Convidado a opinar sobre a assimetria nas relações entre o Estado e o cidadão, Ives castiga sem clemência a forma como o governo central exercita o poder. O advogado afirma que o país é tributado para pagar salários do funcionalismo e não para a manutenção do serviço público. O Judiciário, em grande parte, diz ele, se associa na empreitada de buscar receitas que mantenham a máquina burocrática.
Leia a entrevista: 
ConJur — Como o senhor analisa o atual nível das relações entre o Estado e o particular no Brasil? 
Ives Gandra da Silva Martins — Nos Estados Unidos, o presidente Obama — segundo o Torquato Jardim, ex-ministro do TSE — tem 200 cargos em comissão. Outros dizem que um pouco mais. Todos os demais funcionários públicos federais são concursados. No Brasil, com um PIB sete vezes menor, a Presidente Dilma tem 22 mil comissionados. E também um alto índice de corrupção, concussão e peculato que se concentra basicamente entre os cargos em comissão, também chamados de “cargos de confiança”. Muitos dos que aparelham o Estado têm necessidade de viver das benesses que os cargos dão. Isso explica a carga enorme de desvios que a imprensa noticia diariamente. Um exemplo: todos os programas sociais do governo federal consomem R$ 60 bilhões da receita tributária federal, que está em torno de 1trilhão de reais. É o eleitor mais barato. Custa, pois, 6% da arrecadação federal — sendo que a arrecadação global, considerando estados e municípios, está se aproximando dos 2 trilhões de reais. Isso significa que grande parte dos nossos recursos vai para os detentores do poder. Haja vista o déficit da Previdência, sobrecarregado pelos múltiplos benefícios oferecidos ao funcionalismo. 24 milhões de aposentados do povo geram déficit inferior a R$ 50 bilhões, enquanto os do serviço público (em torno de um milhão de beneficiários) superam essa quantia. Os próprios investimentos públicos ficam abaixo dos R$ 100 bilhões. Todo o resto é sugado pela máquina. O governo francês reduziu o número de ministérios para 16. No Brasil são 39. Alguns ministros ficam sem despachar com a presidente da República por meses. Em outras palavras: os cidadãos trabalham para sustentar a burocracia, os detentores do poder, e não o Estado prestador de serviços mínimo. Decididamente, a burocracia brasileira não cabe dentro do PIB. 

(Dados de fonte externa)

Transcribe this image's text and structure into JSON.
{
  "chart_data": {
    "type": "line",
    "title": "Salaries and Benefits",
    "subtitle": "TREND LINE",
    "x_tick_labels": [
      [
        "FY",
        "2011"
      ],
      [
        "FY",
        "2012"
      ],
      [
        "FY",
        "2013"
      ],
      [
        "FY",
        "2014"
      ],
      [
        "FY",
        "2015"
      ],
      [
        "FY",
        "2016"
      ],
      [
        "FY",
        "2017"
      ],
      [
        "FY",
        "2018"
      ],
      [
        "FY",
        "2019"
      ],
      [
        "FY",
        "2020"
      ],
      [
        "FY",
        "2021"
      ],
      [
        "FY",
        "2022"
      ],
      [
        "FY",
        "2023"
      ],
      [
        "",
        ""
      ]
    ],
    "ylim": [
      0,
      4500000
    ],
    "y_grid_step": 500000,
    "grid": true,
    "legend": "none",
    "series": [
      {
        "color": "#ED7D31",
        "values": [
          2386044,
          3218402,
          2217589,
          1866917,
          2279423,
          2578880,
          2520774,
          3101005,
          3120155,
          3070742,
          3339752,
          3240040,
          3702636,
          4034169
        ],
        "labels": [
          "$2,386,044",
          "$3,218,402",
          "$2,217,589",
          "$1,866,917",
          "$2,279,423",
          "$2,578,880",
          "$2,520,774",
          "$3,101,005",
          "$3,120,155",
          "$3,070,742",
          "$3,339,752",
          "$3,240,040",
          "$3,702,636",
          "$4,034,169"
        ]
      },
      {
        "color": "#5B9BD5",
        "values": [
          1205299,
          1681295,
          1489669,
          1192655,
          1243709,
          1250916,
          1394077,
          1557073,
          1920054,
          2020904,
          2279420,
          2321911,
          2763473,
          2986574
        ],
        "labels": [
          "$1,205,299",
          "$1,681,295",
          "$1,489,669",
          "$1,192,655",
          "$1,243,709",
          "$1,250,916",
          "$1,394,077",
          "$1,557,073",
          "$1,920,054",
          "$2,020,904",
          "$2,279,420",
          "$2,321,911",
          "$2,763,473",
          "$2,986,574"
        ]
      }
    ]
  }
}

ConJur — Os direitos e obrigações do cidadão e do Estado são observados simetricamente no Brasil?
Ives Gandra — Num país em que se trabalha para sustentar os detentores do poder (carga tributária de 37% no Brasil, contra 31% no Japão e Estados Unidos; 25% na China e na Rússia) é evidente que os direitos dos cidadãos estão sendo pisoteados de forma fantasmagórica por parte do poder público, que é profundamente desleal em relação aos cidadãos. Temos a atuação judicial nas cobranças pretendidas e duvidosos créditos por penhoras on line; recusa de certidões negativas que impedem empresas de entrar em licitações; e privilégios de procuradores da Fazenda Nacional garantidos com honorários de sucumbência de 20% e que conseguem no Judiciário, quando o Poder Público perde, que os honorários sejam de apenas 1% — o que implode o principal princípio de uma democracia, que é o da igualdade. Para o poder público, vale o final do famoso livro de George Orwell, a Revolução dos Bichos, ou seja, todos são iguais perante a lei. Mas alguns são mais iguais que outros.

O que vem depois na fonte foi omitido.